Air bubbles mixed in the modified material 3m applied along the surface 2a of the support 2 remain as voids 3v in the separation layer 3 even after heating and baking. In this state, when the material of the solidified layer 4 (sealing material of the sealing layer 4b or adhesive of the adhesive layer 4c) is applied, the material of the solidified layer 4 (the sealing material of the sealing layer 4b or the adhesive of the adhesive layer 4c) The adhesive of) flows into the void 3v and partially contacts the surface 2a of the support 2 in some cases. The material of the solidified layer 4 (the sealing material of the sealing layer 4b or the adhesive layer 4c) in contact with the surface 2a of the support 2 is solidified to form a partial bonding site 4a.

In a state where the bonding portion 4a of the solidified layer 4 and the surface 2a of the support 2 are partially adhered, the light L from the light irradiation part 22 over the entire surface of the separation layer 3 Even if the denatured material 3m is denatured (altered in quality) so that peeling is possible by the irradiation, since the bonding site 4a with the surface 2a of the support 2 remains partially, the work 1 and the solidified layer 4 The support 2 cannot be smoothly separated from it.

Accordingly, when the support 2 is forcibly peeled off, there is a possibility of giving damage such as cracking to the work 1 or the solidified layer 4 from the bonding site 4a.

Therefore, in order to solve such a problem, the workpiece separator A according to the embodiment of the present invention, as shown in Figs. 3 (a) to (c) and Fig. 5 (a) to (c), By partially irradiating only the bonding site 4a of the coagulation layer 4 with the light L from the light irradiation unit 22 again, the bonding site 4a can be peeled off from the surface 2a of the support 2. are reacting

That is, light L such as a laser beam, a heat ray (infrared ray), or other light ray is irradiated from the light irradiation unit 22 over the entire surface of the separation layer 3 by the peeling control unit 24 described later. The total irradiation L1 and the selective irradiation L2 in which the light L is partially irradiated only to the surface 2a of the support 2 and the bonding portion 4a of the solidified layer 4 are controlled to be performed.

In the workpiece separation device A1 according to the first embodiment of the present invention, as shown in Fig. 3 (a) to (c), the separation layer 3 and the workpiece 1 of the first stacked body S1 When the sealing layer 4b is laminated along the void 3v of the separation layer 3, the light irradiation unit 22 (laser scanner) (22a)), selective irradiation (L2) of light (laser beam) L is performed.

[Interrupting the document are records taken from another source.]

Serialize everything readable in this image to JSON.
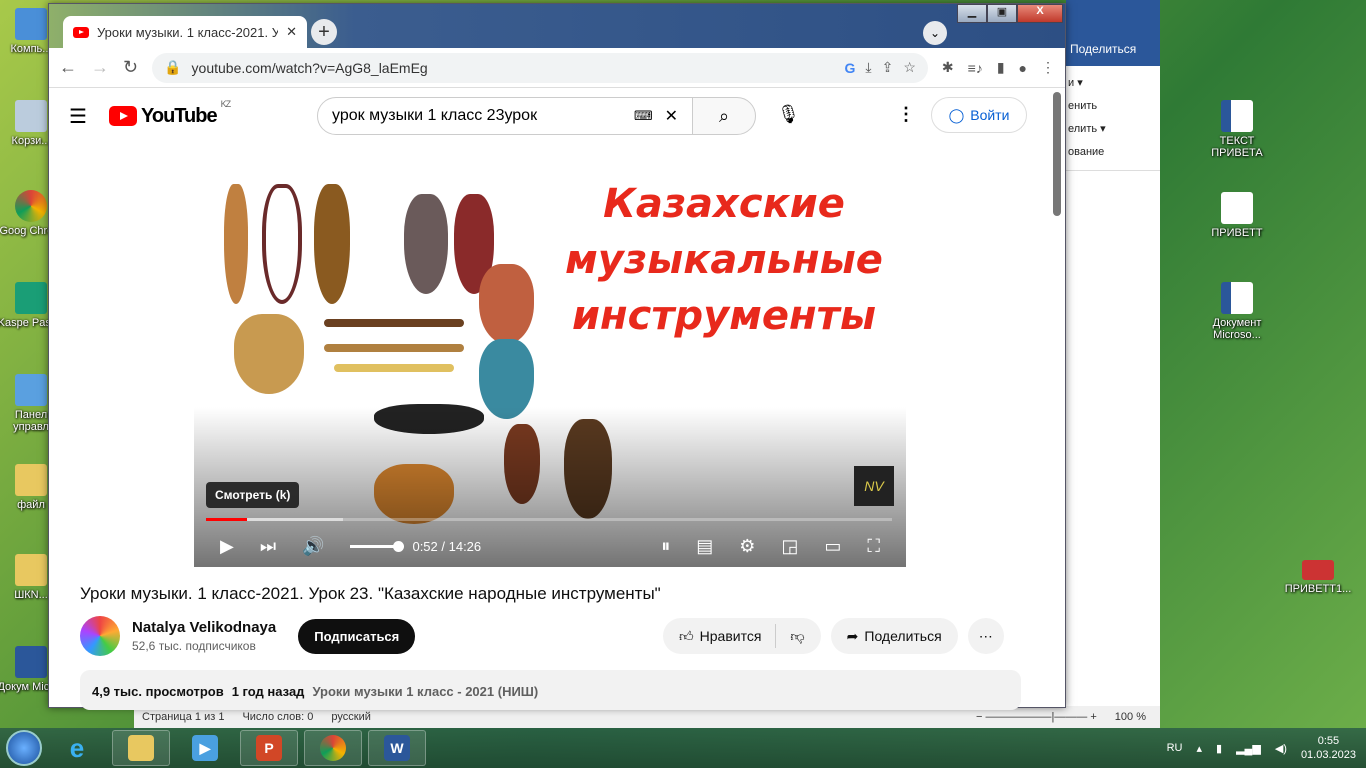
{
  "desktop": {
    "left_icons": [
      "Компь...",
      "Корзи...",
      "Goog Chrom",
      "Kaspe Passw",
      "Панел управл",
      "файл",
      "ШКN...",
      "Докум Micros"
    ],
    "right_icons": [
      "ТЕКСТ ПРИВЕТА",
      "ПРИВЕТТ",
      "Документ Microso...",
      "ПРИВЕТТ1..."
    ]
  },
  "word": {
    "share": "Поделиться",
    "ribbon": [
      "и ▾",
      "енить",
      "елить ▾",
      "ование"
    ],
    "status": {
      "page": "Страница 1 из 1",
      "words": "Число слов: 0",
      "lang": "русский",
      "zoom": "100 %"
    }
  },
  "chrome": {
    "tab_title": "Уроки музыки. 1 класс-2021. Уро",
    "url": "youtube.com/watch?v=AgG8_laEmEg"
  },
  "youtube": {
    "logo": "YouTube",
    "region": "KZ",
    "search_value": "урок музыки 1 класс 23урок",
    "login": "Войти",
    "player": {
      "overlay_title": "Казахские музыкальные инструменты",
      "tooltip": "Смотреть (k)",
      "watermark": "NV",
      "current_time": "0:52",
      "duration": "14:26",
      "time_display": "0:52 / 14:26",
      "progress_percent": 6,
      "buffered_percent": 20,
      "volume_percent": 100,
      "brand_color": "#ff0000"
    },
    "video_title": "Уроки музыки. 1 класс-2021. Урок 23. \"Казахские народные инструменты\"",
    "channel": {
      "name": "Natalya Velikodnaya",
      "subscribers": "52,6 тыс. подписчиков",
      "subscribe": "Подписаться"
    },
    "actions": {
      "like": "Нравится",
      "share": "Поделиться"
    },
    "desc": {
      "views": "4,9 тыс. просмотров",
      "ago": "1 год назад",
      "playlist": "Уроки музыки 1 класс - 2021 (НИШ)"
    }
  },
  "taskbar": {
    "lang": "RU",
    "time": "0:55",
    "date": "01.03.2023"
  }
}
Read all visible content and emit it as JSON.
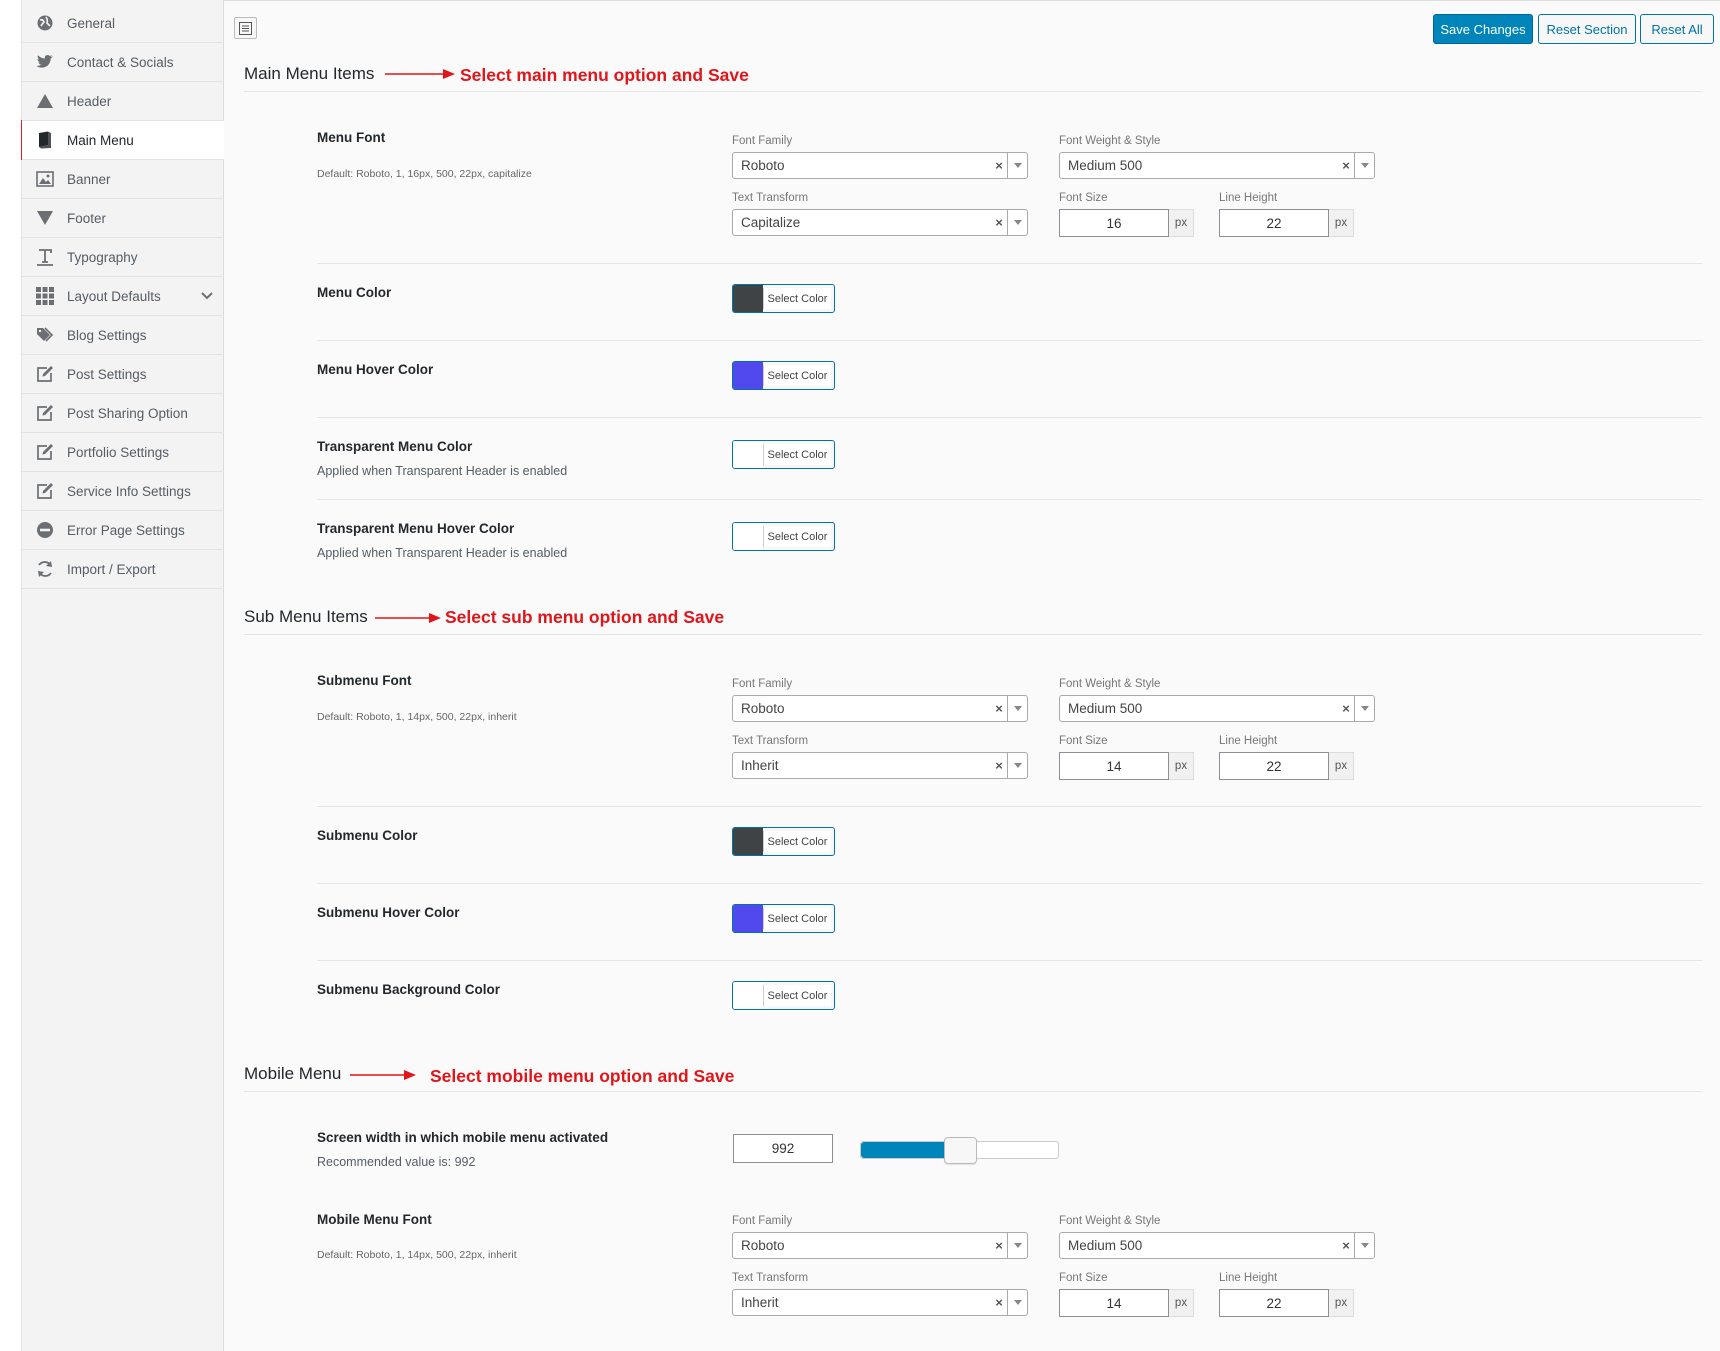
{
  "sidebar": {
    "items": [
      {
        "label": "General",
        "icon": "globe-icon"
      },
      {
        "label": "Contact & Socials",
        "icon": "twitter-icon"
      },
      {
        "label": "Header",
        "icon": "triangle-up-icon"
      },
      {
        "label": "Main Menu",
        "icon": "book-icon"
      },
      {
        "label": "Banner",
        "icon": "image-icon"
      },
      {
        "label": "Footer",
        "icon": "triangle-down-icon"
      },
      {
        "label": "Typography",
        "icon": "text-icon"
      },
      {
        "label": "Layout Defaults",
        "icon": "grid-icon"
      },
      {
        "label": "Blog Settings",
        "icon": "tags-icon"
      },
      {
        "label": "Post Settings",
        "icon": "edit-icon"
      },
      {
        "label": "Post Sharing Option",
        "icon": "edit-icon"
      },
      {
        "label": "Portfolio Settings",
        "icon": "edit-icon"
      },
      {
        "label": "Service Info Settings",
        "icon": "edit-icon"
      },
      {
        "label": "Error Page Settings",
        "icon": "minus-circle-icon"
      },
      {
        "label": "Import / Export",
        "icon": "refresh-icon"
      }
    ],
    "active": "Main Menu"
  },
  "toolbar": {
    "save_label": "Save Changes",
    "reset_section_label": "Reset Section",
    "reset_all_label": "Reset All"
  },
  "common": {
    "font_family_label": "Font Family",
    "font_weight_label": "Font Weight & Style",
    "text_transform_label": "Text Transform",
    "font_size_label": "Font Size",
    "line_height_label": "Line Height",
    "unit": "px",
    "select_color": "Select Color",
    "clear_symbol": "×"
  },
  "main_menu": {
    "title": "Main Menu Items",
    "annotation": "Select main menu option and Save",
    "menu_font": {
      "title": "Menu Font",
      "default": "Default: Roboto, 1, 16px, 500, 22px, capitalize",
      "font_family": "Roboto",
      "font_weight": "Medium 500",
      "text_transform": "Capitalize",
      "font_size": "16",
      "line_height": "22"
    },
    "menu_color": {
      "title": "Menu Color",
      "color": "#3f4346"
    },
    "menu_hover_color": {
      "title": "Menu Hover Color",
      "color": "#5148ee"
    },
    "transparent_menu_color": {
      "title": "Transparent Menu Color",
      "desc": "Applied when Transparent Header is enabled",
      "color": "#ffffff"
    },
    "transparent_menu_hover_color": {
      "title": "Transparent Menu Hover Color",
      "desc": "Applied when Transparent Header is enabled",
      "color": "#ffffff"
    }
  },
  "sub_menu": {
    "title": "Sub Menu Items",
    "annotation": "Select sub menu option and Save",
    "submenu_font": {
      "title": "Submenu Font",
      "default": "Default: Roboto, 1, 14px, 500, 22px, inherit",
      "font_family": "Roboto",
      "font_weight": "Medium 500",
      "text_transform": "Inherit",
      "font_size": "14",
      "line_height": "22"
    },
    "submenu_color": {
      "title": "Submenu Color",
      "color": "#3f4346"
    },
    "submenu_hover_color": {
      "title": "Submenu Hover Color",
      "color": "#5148ee"
    },
    "submenu_bg_color": {
      "title": "Submenu Background Color",
      "color": "#ffffff"
    }
  },
  "mobile_menu": {
    "title": "Mobile Menu",
    "annotation": "Select mobile menu option and Save",
    "screen_width": {
      "title": "Screen width in which mobile menu activated",
      "desc": "Recommended value is: 992",
      "value": "992",
      "slider_fraction": 0.5
    },
    "mobile_font": {
      "title": "Mobile Menu Font",
      "default": "Default: Roboto, 1, 14px, 500, 22px, inherit",
      "font_family": "Roboto",
      "font_weight": "Medium 500",
      "text_transform": "Inherit",
      "font_size": "14",
      "line_height": "22"
    }
  },
  "colors": {
    "accent": "#0085ba",
    "annotation": "#e0161b"
  }
}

In addition, in the workpiece separation device A2 according to the second embodiment of the present invention, as shown in Fig. 5 (a) to (c), the adhesive layer ( 4c) is laminated, light from the light irradiation unit 22 (laser scanner 22a) is applied to the bonding portion 4a made of the adhesive of the adhesive layer 4c introduced into the void 3v of the separation layer 3. Selective irradiation (L2) of (laser beam) L is performed.

On the other hand, the material of the solidified layer 4 (the sealing material of the sealing layer 4b or the adhesive of the adhesive layer 4c) flows into the void 3v and contacts the surface 2a of the support 2, and the first With the entire irradiation L1, only the adhesive portion 4a is discolored in a color different from that of the other surrounding portions.

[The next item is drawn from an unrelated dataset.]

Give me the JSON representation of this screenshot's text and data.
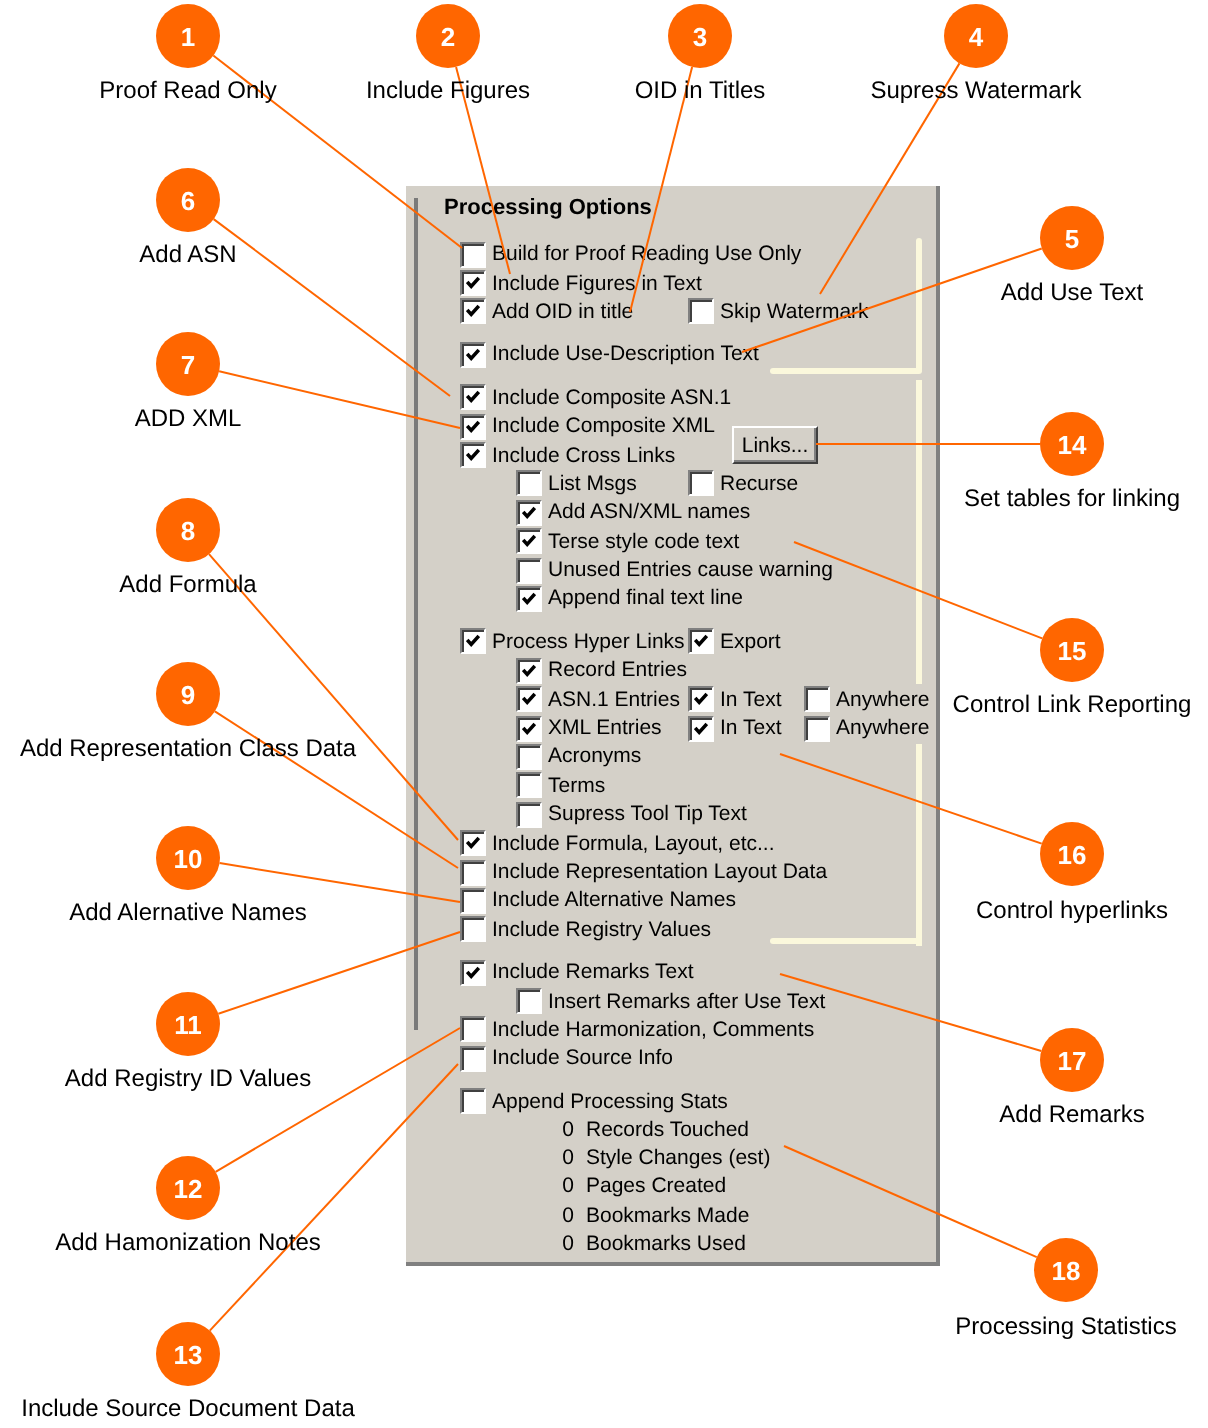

For this reason, it becomes possible for the detection part 25 to detect the position of the discolored adhesive site 4a.

As the detection unit 25, an optical machine composed of an inspection camera or the like is used, and the adhesion site 4a is observed through transmission through the support 2 or the work 1 side (sealing layers 4b, 4b'), thereby discoloration. It is preferable to detect the position of the attached portion 4a.

As a specific example of the detection unit 25, in the case of the dashed-two dotted line in FIG. 3 (b) or the dashed-two dotted line in FIG. At the point of time before the irradiation L2, the detection unit 25 transmits through the transparent or semi-transparent support 2 and detects the coordinates of the adhesive site 4a by means of an optical machine, and the coordinate signal is detected by the control unit 24 for peeling, which will be described later. ) is being sent to.

As another example of the detection unit 25, although not shown, instead of detecting the position of the discolored bonding site 4a, position detection based on interference fringes is employed, or the coordinates of the bonding site 4a are determined by the operator's visual observation. It is possible to change, such as detecting and directly inputting coordinate data to the control unit 24 for peeling described later.

In addition, the bonding portion 4a made of the material of the solidified layer 4 (sealing material of the sealing layer 4b or adhesive of the adhesive layer 4c) is different from the modified material 3m of the separation layer 3. ), even when irradiated with light (laser beam) L in the same way as the modified material 3m of the separation layer 3, the bonded site 4a does not reach the decomposition threshold, and a denaturation reaction capable of peeling occurs. Chances are you won't.

In this case, as the selective irradiation (L2), compared to the irradiation of light (laser beam) (L) to the separation layer (3), "high-output partial irradiation" or "overlapping partial irradiation" or "high-density partial irradiation" It is preferable to execute any one or a combination of a plurality of ".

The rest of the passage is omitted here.